I sat there for what felt like hours. I’d finally broken.
Soon, the one girl Rose came running into my room like a thunderstorm. She instantly scooped me up in her arms and held me tight in her embrace. She rocked me back and forth like baby. Words wormed their way into my ears, calming me gradually.
I found God, on the corner of First and Amastad...
The first words to my favorite song slowed the tears and screaming to low moans and soundless tears. They fell down onto my shirt, each fear and scar going with them.
You found me, you found me, lying on the floor....
She continued on, each note taking away another worry away with the soft melody. When the song ended, she pulled up my shirt, again revealing the scars on my side. She looked at me in dismay.
“You’re not the girl I used to know,” she said quietly. Not in disgust, or distaste. She was simply stating a fact.
And all I replied was, “I know,”
The tears continued to fall down my face, no matter how hard I tried to stop them. They just kept coming.
It was as if something inside of me finally broke. I had kept these emotions bottled up, and now that bottle had overflowed and everything came rushing out in a flood of emotions.
I knew Rose was right. I wasn’t the same. Never would be, never could.

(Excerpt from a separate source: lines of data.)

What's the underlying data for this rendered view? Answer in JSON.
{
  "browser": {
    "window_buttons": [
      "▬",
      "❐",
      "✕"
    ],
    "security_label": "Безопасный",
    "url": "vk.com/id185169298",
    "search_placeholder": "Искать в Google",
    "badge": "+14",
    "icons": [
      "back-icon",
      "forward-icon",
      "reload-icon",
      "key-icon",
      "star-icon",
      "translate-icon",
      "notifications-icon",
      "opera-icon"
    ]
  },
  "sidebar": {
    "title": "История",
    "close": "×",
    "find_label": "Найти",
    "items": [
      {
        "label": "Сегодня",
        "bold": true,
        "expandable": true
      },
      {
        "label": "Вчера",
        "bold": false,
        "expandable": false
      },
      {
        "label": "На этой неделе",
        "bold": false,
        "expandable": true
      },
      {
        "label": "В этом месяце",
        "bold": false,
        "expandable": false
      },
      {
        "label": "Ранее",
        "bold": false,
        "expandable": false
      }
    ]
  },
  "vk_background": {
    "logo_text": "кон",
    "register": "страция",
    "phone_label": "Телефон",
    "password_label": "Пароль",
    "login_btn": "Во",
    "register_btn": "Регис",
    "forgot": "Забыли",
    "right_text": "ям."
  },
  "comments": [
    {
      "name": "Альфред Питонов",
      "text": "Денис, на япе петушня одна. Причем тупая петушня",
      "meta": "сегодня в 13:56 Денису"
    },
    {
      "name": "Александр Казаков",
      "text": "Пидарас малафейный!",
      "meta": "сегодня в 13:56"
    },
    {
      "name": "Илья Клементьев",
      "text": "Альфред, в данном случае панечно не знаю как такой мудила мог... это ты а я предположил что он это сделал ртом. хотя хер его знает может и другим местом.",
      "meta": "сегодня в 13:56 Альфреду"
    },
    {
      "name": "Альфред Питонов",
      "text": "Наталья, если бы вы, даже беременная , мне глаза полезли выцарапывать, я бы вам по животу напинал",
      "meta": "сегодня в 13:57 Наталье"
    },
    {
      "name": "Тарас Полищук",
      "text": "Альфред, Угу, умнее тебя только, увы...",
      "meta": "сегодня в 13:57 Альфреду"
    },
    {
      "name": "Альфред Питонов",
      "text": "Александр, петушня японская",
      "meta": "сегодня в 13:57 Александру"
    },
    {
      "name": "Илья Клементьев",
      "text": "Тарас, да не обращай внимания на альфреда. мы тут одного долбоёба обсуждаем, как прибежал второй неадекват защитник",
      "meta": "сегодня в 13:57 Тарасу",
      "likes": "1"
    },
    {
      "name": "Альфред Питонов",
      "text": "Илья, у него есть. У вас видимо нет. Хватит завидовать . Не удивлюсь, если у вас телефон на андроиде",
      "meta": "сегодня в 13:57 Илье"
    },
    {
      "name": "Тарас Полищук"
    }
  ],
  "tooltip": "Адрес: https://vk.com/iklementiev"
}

Things happen in life, that change us. That make us new people. Make us things that old friends don’t recognize, or acknowledge any longer. These things in life make us who we are. They say when you reach a certain age, these things stop happening. But they don’t. They never stop. You’re never the same person you were when your mom cuddled with you when you had a nightmare at night. Because that child grows up into a twisted society that changes them. Makes them realize that those nightmares that kept you up at night when you were five become reality. And they become reality very fast.
This girl here, crying on the floor, isn’t the same child she was when she left home. She’d come to college, looking for a life. For love. This helpless girl is heartbroken.
This girl in the mirror, crying on the dirty floor, isn't the girl everyone knows. This is the girl on the inside.